Building a Republican Nation in Vietnam, 1920–1963

Weatherhead East Asian Institute · December 29, 2025
Building a Republican Nation in Vietnam, 1920–1963

Western observers have long treated communism as synonymous with Vietnam’s modern historical experience. Seeking to explain North Vietnam’s victory in the Vietnam War, scholars and journalists have devoted extensive attention to the history of the Vietnamese communists. This focus, however, has obscured the diversity of ideas and lived experiences that shaped twentieth-century Vietnam, in which communism was only one among many political currents. Building a Republican Nation in Vietnam, 1920–1963, edited by Nu-anh Tran and Tuong Vu,  argues that republicanism influenced modern Vietnam no less profoundly than communism. Republicans championed representative government, universal human rights, civil liberties, and the primacy of the nation. These ideas permeated the thinking of Vietnamese reformers, dissidents, and revolutionaries from the early 1900s onward, including many men and women who later led the struggle for independence. Republicanism also served as a major intellectual foundation for the establishment of the Republic of Vietnam (South Vietnam) in 1955. 

 

Belonging to the series Studies of the Weatherhead East Asian Institute, Columbia University, this interdisciplinary volume (University of Hawaii Press, 2023) brings together eleven essays by historians, political scientists, literary scholars, and sociologists who draw on newly available sources to examine the development of republicanism from the colonial era through the First Republic of Vietnam (1955–1963). In their introduction, coeditors Nu-Anh Tran and Tuong Vu critically reassess the existing scholarship on the First Republic, demonstrate how republicanism sheds new light on political developments in the Saigon-based state, and situate the regime in comparative perspective with South Korea.
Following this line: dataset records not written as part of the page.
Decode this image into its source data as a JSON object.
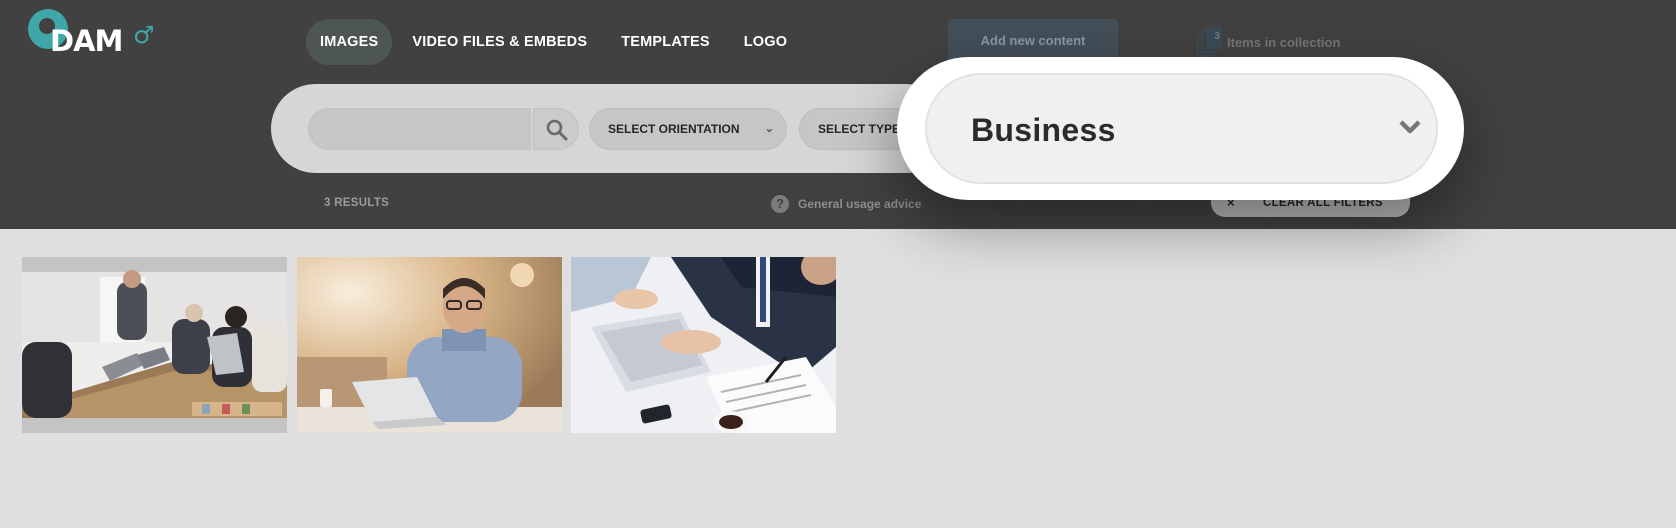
{
  "app": {
    "logo_text": "DAM",
    "logo_glyph": "♂"
  },
  "nav": {
    "items": [
      {
        "label": "IMAGES",
        "active": true
      },
      {
        "label": "VIDEO FILES & EMBEDS",
        "active": false
      },
      {
        "label": "TEMPLATES",
        "active": false
      },
      {
        "label": "LOGO",
        "active": false
      }
    ]
  },
  "header": {
    "add_button_label": "Add new content",
    "collection": {
      "count": "3",
      "label": "Items in collection",
      "icon": "documents-stack-icon"
    }
  },
  "search": {
    "placeholder": "",
    "icon": "search-icon",
    "orientation_label": "SELECT ORIENTATION",
    "type_label": "SELECT TYPE",
    "category_value": "Business"
  },
  "results": {
    "count_text": "3 RESULTS",
    "advice_label": "General usage advice",
    "advice_icon": "question-circle-icon",
    "clear_label": "CLEAR ALL FILTERS",
    "clear_icon": "close-icon"
  },
  "thumbnails": [
    {
      "subject": "business meeting at conference table"
    },
    {
      "subject": "smiling man working on laptop"
    },
    {
      "subject": "business people typing on laptop from above"
    }
  ],
  "colors": {
    "header_bg": "#414141",
    "accent_teal": "#3fa7a8",
    "page_bg": "#dfdfdf"
  }
}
Peter Zinoman’s chapter surveys the historiography of republicanism and modern Vietnam and signals the emergence of a “republican moment” in Vietnam studies. Essays by Nguyễn Lương Hải Khôi, Martina Thucnhi Nguyen, and Yen Vu trace the transformation of republican ideas over time. Nu-Anh Tran and Duy Lap Nguyen analyze competing conceptions of democracy and the factional politics of the First Republic. Contributions by Jason Picard, Cindy Nguyen, Hoàng Phong Tuấn, Nguyễn Thị Minh, and Y Thien Nguyen explore nation- and state-building efforts in the 1950s and 1960s. Taken together, the essays recover the voices of Vietnamese republicans—from the ideas they articulated and the institutions they created to the political legacies they left behind.